Domains (non-exhaustive): government announcements, official product/data pages, source code repositories, games (e.g., esports, game wikis), company reports, museums and cultural institutions, finance and markets, academic and patent databases, sports, and general factual lookups from official or authoritative sites.


βœ… Evaluation

  • Metric: Accuracy (exact or rule-based match of the model’s final answer to the golden answer).
  • Verification: The paper uses a rule-based LLM as an automatic verifier; some answers include explicit criteria (e.g., β€œeither 117 or 115 is correct”).
  • Important: Evaluation should be performed with an agent that has access to search, browsing (and optionally file reading), not with a single-call LLM API, so that unindexed information can actually be sought.

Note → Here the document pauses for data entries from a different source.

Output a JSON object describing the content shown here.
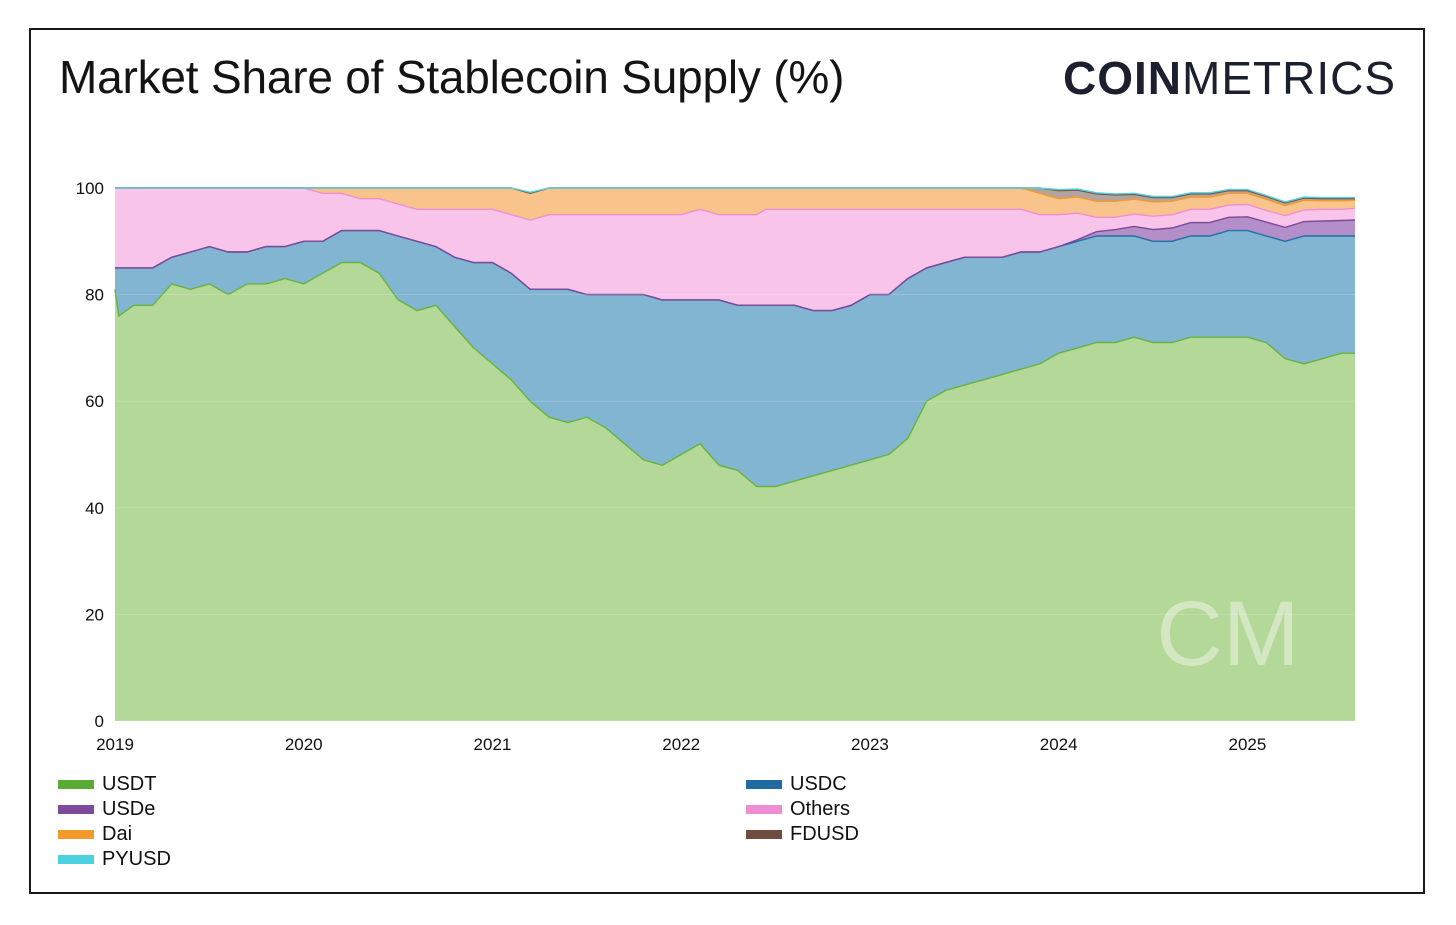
{
  "title": "Market Share of Stablecoin Supply (%)",
  "logo": {
    "bold": "COIN",
    "light": "METRICS",
    "watermark": "CM"
  },
  "chart_data": {
    "type": "area",
    "stacked": true,
    "title": "Market Share of Stablecoin Supply (%)",
    "xlabel": "",
    "ylabel": "",
    "ylim": [
      0,
      100
    ],
    "xlim": [
      2019.0,
      2025.57
    ],
    "yticks": [
      0,
      20,
      40,
      60,
      80,
      100
    ],
    "xticks": [
      "2019",
      "2020",
      "2021",
      "2022",
      "2023",
      "2024",
      "2025"
    ],
    "x": [
      2019.0,
      2019.02,
      2019.1,
      2019.2,
      2019.3,
      2019.4,
      2019.5,
      2019.6,
      2019.7,
      2019.8,
      2019.9,
      2020.0,
      2020.1,
      2020.2,
      2020.3,
      2020.4,
      2020.5,
      2020.6,
      2020.7,
      2020.8,
      2020.9,
      2021.0,
      2021.1,
      2021.2,
      2021.3,
      2021.4,
      2021.5,
      2021.6,
      2021.7,
      2021.8,
      2021.9,
      2022.0,
      2022.1,
      2022.2,
      2022.3,
      2022.4,
      2022.45,
      2022.5,
      2022.6,
      2022.7,
      2022.8,
      2022.9,
      2023.0,
      2023.1,
      2023.2,
      2023.3,
      2023.4,
      2023.5,
      2023.6,
      2023.7,
      2023.8,
      2023.9,
      2024.0,
      2024.1,
      2024.2,
      2024.3,
      2024.4,
      2024.5,
      2024.6,
      2024.7,
      2024.8,
      2024.9,
      2025.0,
      2025.1,
      2025.2,
      2025.3,
      2025.4,
      2025.5,
      2025.57
    ],
    "series": [
      {
        "name": "USDT",
        "color": "#6ab23e",
        "fill": "#b3d897",
        "values": [
          81,
          76,
          78,
          78,
          82,
          81,
          82,
          80,
          82,
          82,
          83,
          82,
          84,
          86,
          86,
          84,
          79,
          77,
          78,
          74,
          70,
          67,
          64,
          60,
          57,
          56,
          57,
          55,
          52,
          49,
          48,
          50,
          52,
          48,
          47,
          44,
          44,
          44,
          45,
          46,
          47,
          48,
          49,
          50,
          53,
          60,
          62,
          63,
          64,
          65,
          66,
          67,
          69,
          70,
          71,
          71,
          72,
          71,
          71,
          72,
          72,
          72,
          72,
          71,
          68,
          67,
          68,
          69,
          69
        ]
      },
      {
        "name": "USDC",
        "color": "#2270a6",
        "fill": "#82b5d2",
        "values": [
          4,
          9,
          7,
          7,
          5,
          7,
          7,
          8,
          6,
          7,
          6,
          8,
          6,
          6,
          6,
          8,
          12,
          13,
          11,
          13,
          16,
          19,
          20,
          21,
          24,
          25,
          23,
          25,
          28,
          31,
          31,
          29,
          27,
          31,
          31,
          34,
          34,
          34,
          33,
          31,
          30,
          30,
          31,
          30,
          30,
          25,
          24,
          24,
          23,
          22,
          22,
          21,
          20,
          20,
          20,
          20,
          19,
          19,
          19,
          19,
          19,
          20,
          20,
          20,
          22,
          24,
          23,
          22,
          22
        ]
      },
      {
        "name": "USDe",
        "color": "#7b4a9a",
        "fill": "#b48ec8",
        "values": [
          0,
          0,
          0,
          0,
          0,
          0,
          0,
          0,
          0,
          0,
          0,
          0,
          0,
          0,
          0,
          0,
          0,
          0,
          0,
          0,
          0,
          0,
          0,
          0,
          0,
          0,
          0,
          0,
          0,
          0,
          0,
          0,
          0,
          0,
          0,
          0,
          0,
          0,
          0,
          0,
          0,
          0,
          0,
          0,
          0,
          0,
          0,
          0,
          0,
          0,
          0,
          0,
          0,
          0.3,
          0.8,
          1.2,
          1.8,
          2.2,
          2.5,
          2.5,
          2.5,
          2.5,
          2.6,
          2.6,
          2.6,
          2.7,
          2.8,
          2.9,
          3
        ]
      },
      {
        "name": "Others",
        "color": "#f08fd0",
        "fill": "#f9c4ea",
        "values": [
          15,
          15,
          15,
          15,
          13,
          12,
          11,
          12,
          12,
          11,
          11,
          10,
          9,
          7,
          6,
          6,
          6,
          6,
          7,
          9,
          10,
          10,
          11,
          13,
          14,
          14,
          15,
          15,
          15,
          15,
          16,
          16,
          17,
          16,
          17,
          17,
          18,
          18,
          18,
          19,
          19,
          18,
          16,
          16,
          13,
          11,
          10,
          9,
          9,
          9,
          8,
          7,
          6,
          5,
          2.7,
          2.3,
          2.3,
          2.5,
          2.5,
          2.5,
          2.5,
          2.3,
          2.3,
          2.2,
          2.2,
          2.2,
          2.2,
          2.1,
          2.2
        ]
      },
      {
        "name": "Dai",
        "color": "#f39a2b",
        "fill": "#f8c48c",
        "values": [
          0,
          0,
          0,
          0,
          0,
          0,
          0,
          0,
          0,
          0,
          0,
          0,
          1,
          1,
          2,
          2,
          3,
          4,
          4,
          4,
          4,
          4,
          5,
          5,
          5,
          5,
          5,
          5,
          5,
          5,
          5,
          5,
          4,
          5,
          5,
          5,
          4,
          4,
          4,
          4,
          4,
          4,
          4,
          4,
          4,
          4,
          4,
          4,
          4,
          4,
          4,
          4,
          3,
          3,
          3,
          3,
          2.8,
          2.7,
          2.5,
          2.3,
          2.3,
          2.2,
          2.1,
          2.1,
          1.9,
          1.8,
          1.6,
          1.6,
          1.5
        ]
      },
      {
        "name": "FDUSD",
        "color": "#7a5546",
        "fill": "#b4a4a0",
        "values": [
          0,
          0,
          0,
          0,
          0,
          0,
          0,
          0,
          0,
          0,
          0,
          0,
          0,
          0,
          0,
          0,
          0,
          0,
          0,
          0,
          0,
          0,
          0,
          0,
          0,
          0,
          0,
          0,
          0,
          0,
          0,
          0,
          0,
          0,
          0,
          0,
          0,
          0,
          0,
          0,
          0,
          0,
          0,
          0,
          0,
          0,
          0,
          0,
          0,
          0,
          0.5,
          1,
          1.5,
          1.3,
          1.4,
          1.2,
          0.9,
          0.8,
          0.7,
          0.6,
          0.6,
          0.5,
          0.5,
          0.5,
          0.5,
          0.4,
          0.4,
          0.4,
          0.3
        ]
      },
      {
        "name": "PYUSD",
        "color": "#4dd0df",
        "fill": "#9ee4ee",
        "values": [
          0.3,
          0.3,
          0.3,
          0.3,
          0.3,
          0.3,
          0.3,
          0.3,
          0.3,
          0.3,
          0.2,
          0.2,
          0.2,
          0.2,
          0.2,
          0.2,
          0.2,
          0.2,
          0.2,
          0.2,
          0.2,
          0.2,
          0.2,
          0.2,
          0.2,
          0.2,
          0.2,
          0.2,
          0.2,
          0.2,
          0.2,
          0.2,
          0.2,
          0.2,
          0.2,
          0.2,
          0.2,
          0.2,
          0.2,
          0.2,
          0.2,
          0.2,
          0.2,
          0.2,
          0.2,
          0.2,
          0.2,
          0.2,
          0.2,
          0.2,
          0.2,
          0.2,
          0.2,
          0.2,
          0.2,
          0.2,
          0.2,
          0.2,
          0.2,
          0.2,
          0.2,
          0.2,
          0.2,
          0.2,
          0.2,
          0.2,
          0.2,
          0.2,
          0.2
        ]
      }
    ],
    "legend": [
      {
        "name": "USDT",
        "color": "#5aab36"
      },
      {
        "name": "USDC",
        "color": "#1f6aa0"
      },
      {
        "name": "USDe",
        "color": "#7d4a9c"
      },
      {
        "name": "Others",
        "color": "#ee8ed2"
      },
      {
        "name": "Dai",
        "color": "#f39a2b"
      },
      {
        "name": "FDUSD",
        "color": "#6f4d3f"
      },
      {
        "name": "PYUSD",
        "color": "#4dd0df"
      }
    ],
    "legend_position": "bottom-left, two columns"
  }
}
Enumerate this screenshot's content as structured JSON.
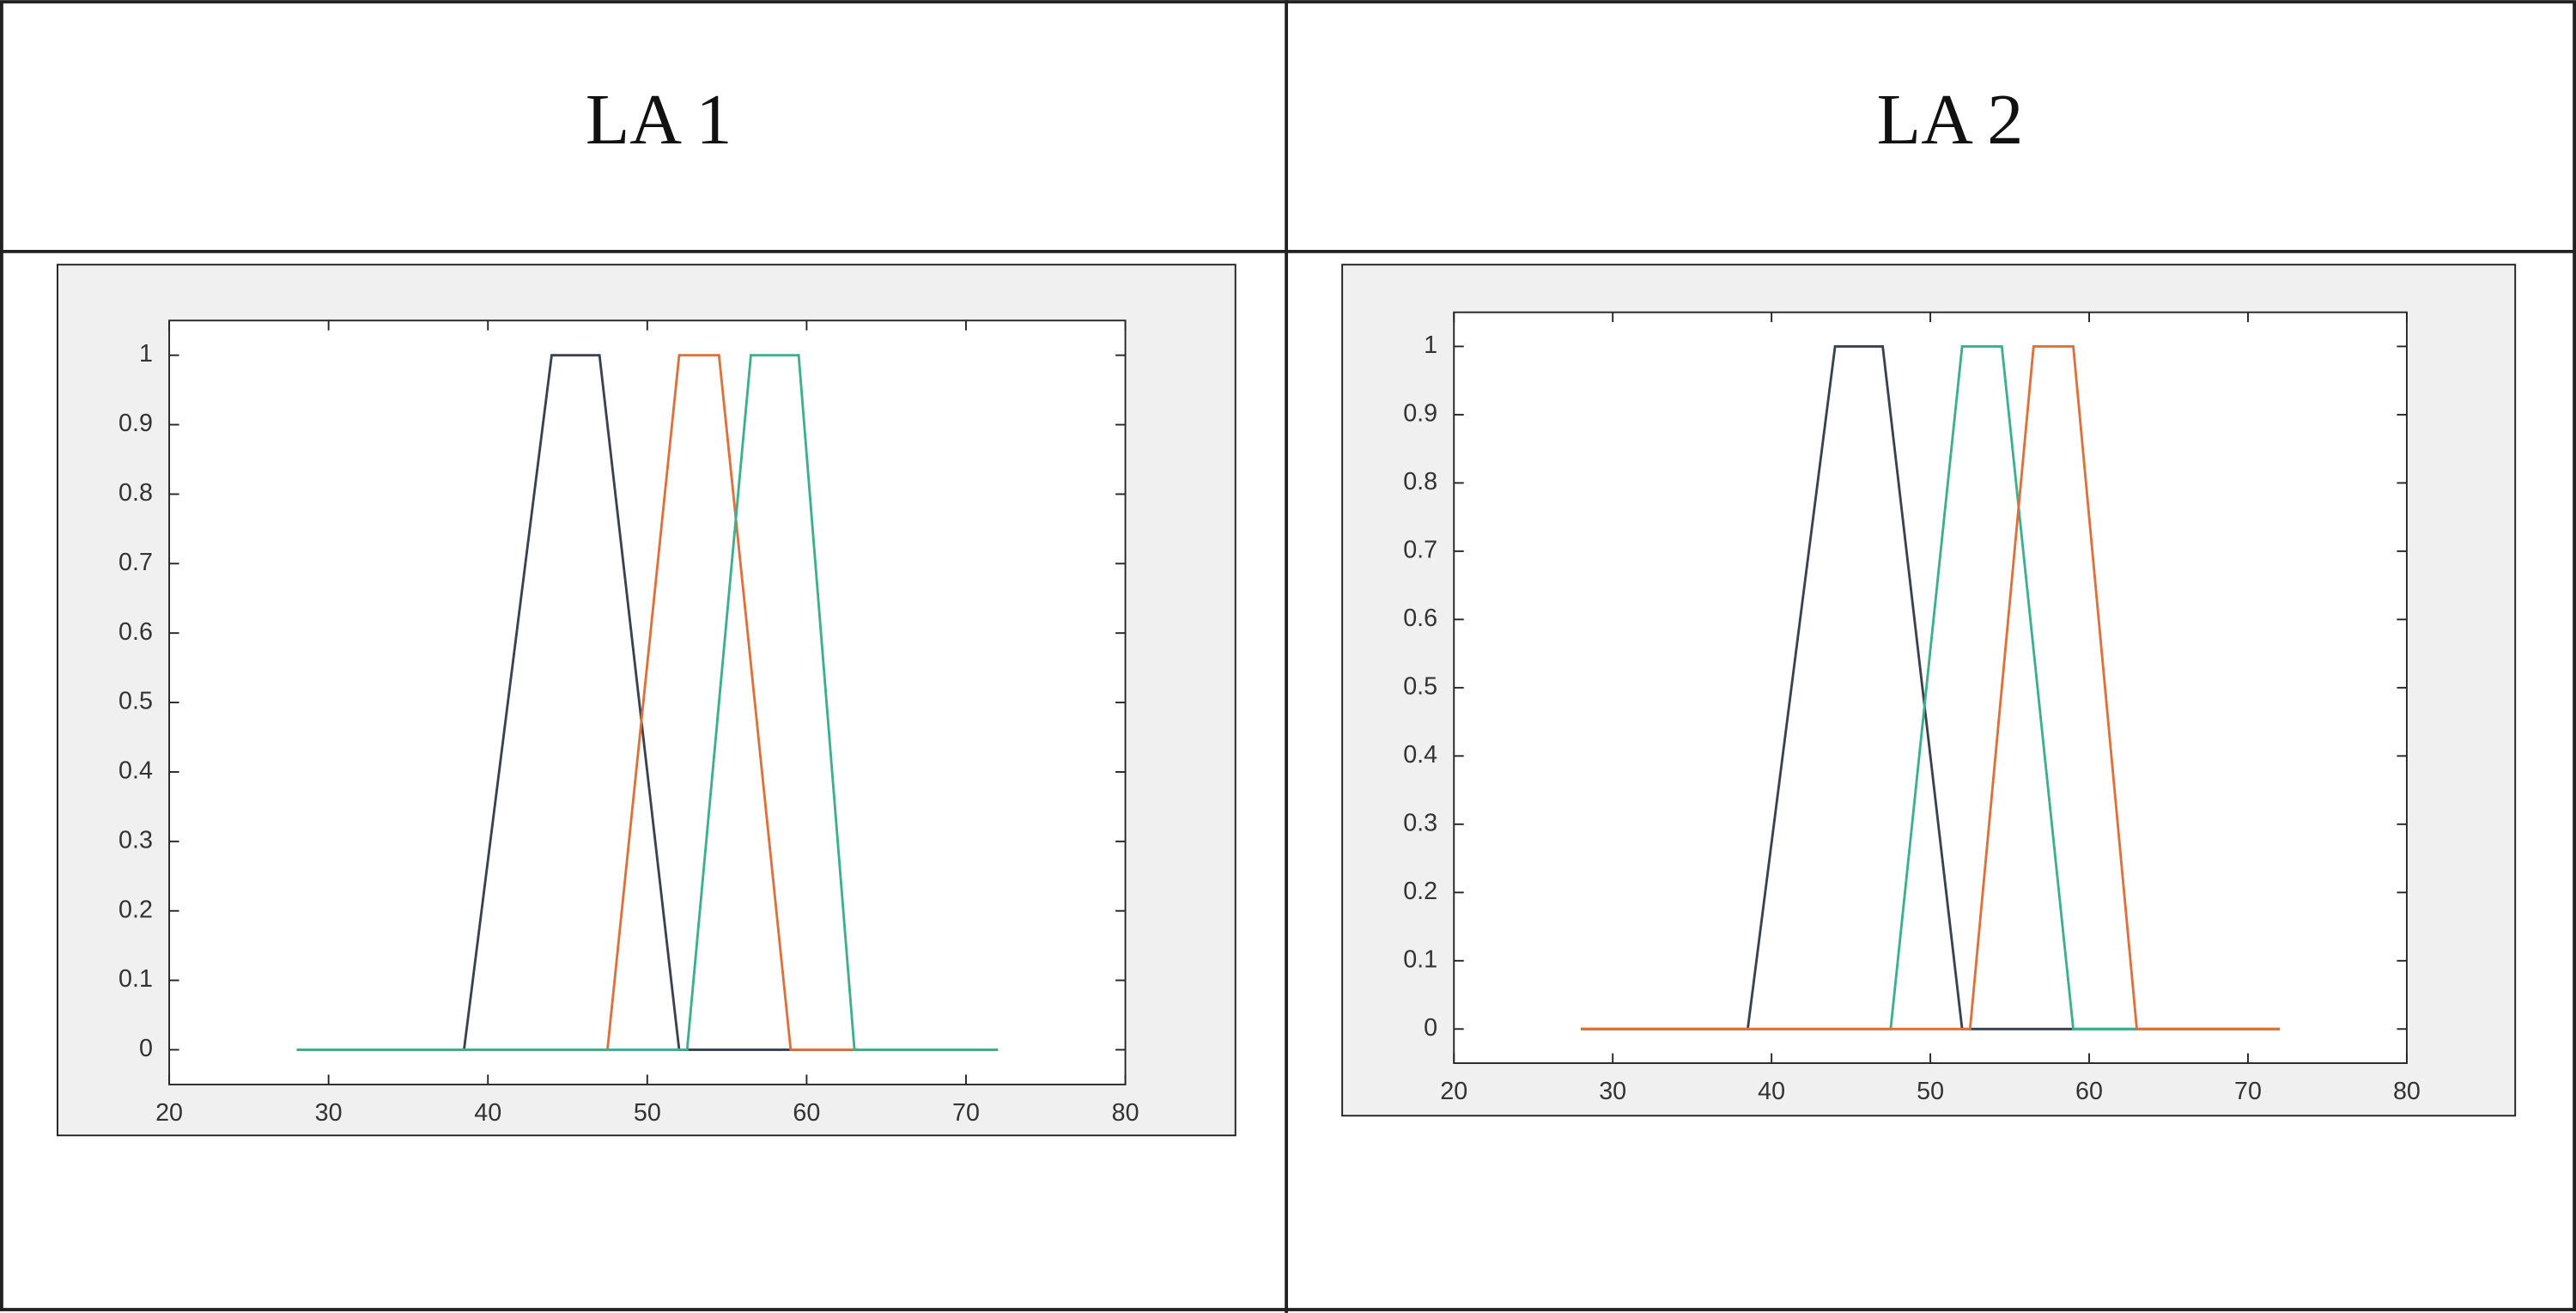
{
  "table": {
    "headers": [
      "LA 1",
      "LA 2"
    ]
  },
  "chart_data": [
    {
      "type": "line",
      "xlim": [
        20,
        80
      ],
      "ylim": [
        -0.05,
        1.05
      ],
      "xticks": [
        20,
        30,
        40,
        50,
        60,
        70,
        80
      ],
      "yticks": [
        0,
        0.1,
        0.2,
        0.3,
        0.4,
        0.5,
        0.6,
        0.7,
        0.8,
        0.9,
        1
      ],
      "series": [
        {
          "color": "#6ec6e8",
          "x": [
            28,
            72
          ],
          "values": [
            0,
            0
          ]
        },
        {
          "color": "#3a4250",
          "x": [
            28,
            38.5,
            44,
            47,
            52,
            72
          ],
          "values": [
            0,
            0,
            1,
            1,
            0,
            0
          ]
        },
        {
          "color": "#e0703a",
          "x": [
            28,
            47.5,
            52,
            54.5,
            59,
            72
          ],
          "values": [
            0,
            0,
            1,
            1,
            0,
            0
          ]
        },
        {
          "color": "#3cb08c",
          "x": [
            28,
            52.5,
            56.5,
            59.5,
            63,
            72
          ],
          "values": [
            0,
            0,
            1,
            1,
            0,
            0
          ]
        }
      ]
    },
    {
      "type": "line",
      "xlim": [
        20,
        80
      ],
      "ylim": [
        -0.05,
        1.05
      ],
      "xticks": [
        20,
        30,
        40,
        50,
        60,
        70,
        80
      ],
      "yticks": [
        0,
        0.1,
        0.2,
        0.3,
        0.4,
        0.5,
        0.6,
        0.7,
        0.8,
        0.9,
        1
      ],
      "series": [
        {
          "color": "#6ec6e8",
          "x": [
            28,
            72
          ],
          "values": [
            0,
            0
          ]
        },
        {
          "color": "#3a4250",
          "x": [
            28,
            38.5,
            44,
            47,
            52,
            72
          ],
          "values": [
            0,
            0,
            1,
            1,
            0,
            0
          ]
        },
        {
          "color": "#3cb08c",
          "x": [
            28,
            47.5,
            52,
            54.5,
            59,
            72
          ],
          "values": [
            0,
            0,
            1,
            1,
            0,
            0
          ]
        },
        {
          "color": "#e0703a",
          "x": [
            28,
            52.5,
            56.5,
            59,
            63,
            72
          ],
          "values": [
            0,
            0,
            1,
            1,
            0,
            0
          ]
        }
      ]
    }
  ]
}
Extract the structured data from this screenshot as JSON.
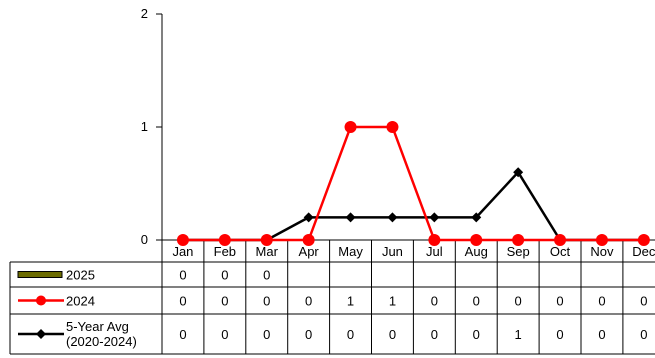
{
  "chart_data": {
    "type": "line",
    "categories": [
      "Jan",
      "Feb",
      "Mar",
      "Apr",
      "May",
      "Jun",
      "Jul",
      "Aug",
      "Sep",
      "Oct",
      "Nov",
      "Dec"
    ],
    "ylim": [
      0,
      2
    ],
    "yticks": [
      "0",
      "1",
      "2"
    ],
    "grid": false,
    "legend": "data-table-left",
    "series": [
      {
        "name": "2025",
        "style": "bar",
        "color": "#6b6b00",
        "plot_values": [
          null,
          null,
          null,
          null,
          null,
          null,
          null,
          null,
          null,
          null,
          null,
          null
        ],
        "table_values": [
          "0",
          "0",
          "0",
          "",
          "",
          "",
          "",
          "",
          "",
          "",
          "",
          ""
        ]
      },
      {
        "name": "2024",
        "style": "line-circle",
        "color": "#ff0000",
        "plot_values": [
          0,
          0,
          0,
          0,
          1,
          1,
          0,
          0,
          0,
          0,
          0,
          0
        ],
        "table_values": [
          "0",
          "0",
          "0",
          "0",
          "1",
          "1",
          "0",
          "0",
          "0",
          "0",
          "0",
          "0"
        ]
      },
      {
        "name": "5-Year Avg",
        "name_line2": "(2020-2024)",
        "style": "line-diamond",
        "color": "#000000",
        "plot_values": [
          0,
          0,
          0,
          0.2,
          0.2,
          0.2,
          0.2,
          0.2,
          0.6,
          0,
          0,
          0
        ],
        "table_values": [
          "0",
          "0",
          "0",
          "0",
          "0",
          "0",
          "0",
          "0",
          "1",
          "0",
          "0",
          "0"
        ]
      }
    ]
  }
}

⚠️ Limitations and Considerations

Topic Note
Language imbalance Most questions (84) are in Chinese; 26 are in English.
Temporal validity Although answers were chosen for static nature, some sources may change over time (e.g., updated reports, redesigned websites), which can affect reproducibility.
Difficulty Even the best reported system (UIS-Digger) reaches about 27.27% accuracy on UIS-QA, indicating that the benchmark is challenging and that UIS remains an open research problem.
Scope The benchmark focuses on factual, verifiable QA; it does not cover subjective or long-form generation quality.

🎯 Intended Use

  • Primary: Benchmarking information-seeking agents (with search + browsing Β± file tools) on their ability to find and use unindexed web information.
  • Research: Studying failure modes (e.g., retrieval vs. reasoning), action space design, and training strategies for UIS-capable agents.
  • Not intended: Training data without proper licensing of underlying sources; evaluation of pure LLMs without tools; non–information-seeking tasks.

πŸ“Ž Citation

If you use UIS-QA in your work, please cite the ICLR 2026 paper:

@inproceedings{uis-digger-iclr2026,
  title     = {UIS-Digger: Towards Comprehensive Research Agent Systems for Real-World Unindexed Information Seeking},
  author    = {Liu, Chang and Kuang, Chuqiao and Zhuang, Tianyi and Cheng, Yuxin and Zhou, Huichi and Li, Xiaoguang and Shang, Lifeng},
  booktitle = {International Conference on Learning Representations (ICLR)},
  year      = {2026}
}

πŸ“œ License

This dataset is released under the Apache-2.0 license.


πŸ”— Related Resources

  • UIS-Digger: The multi-agent framework and baseline introduced in the same paper; achieves 27.27% on UIS-QA with a ~30B-parameter backbone and SFT + RFT training.
  • Paper & code: See the paper for methodology, baselines, and analysis of failure modes and agent behavior.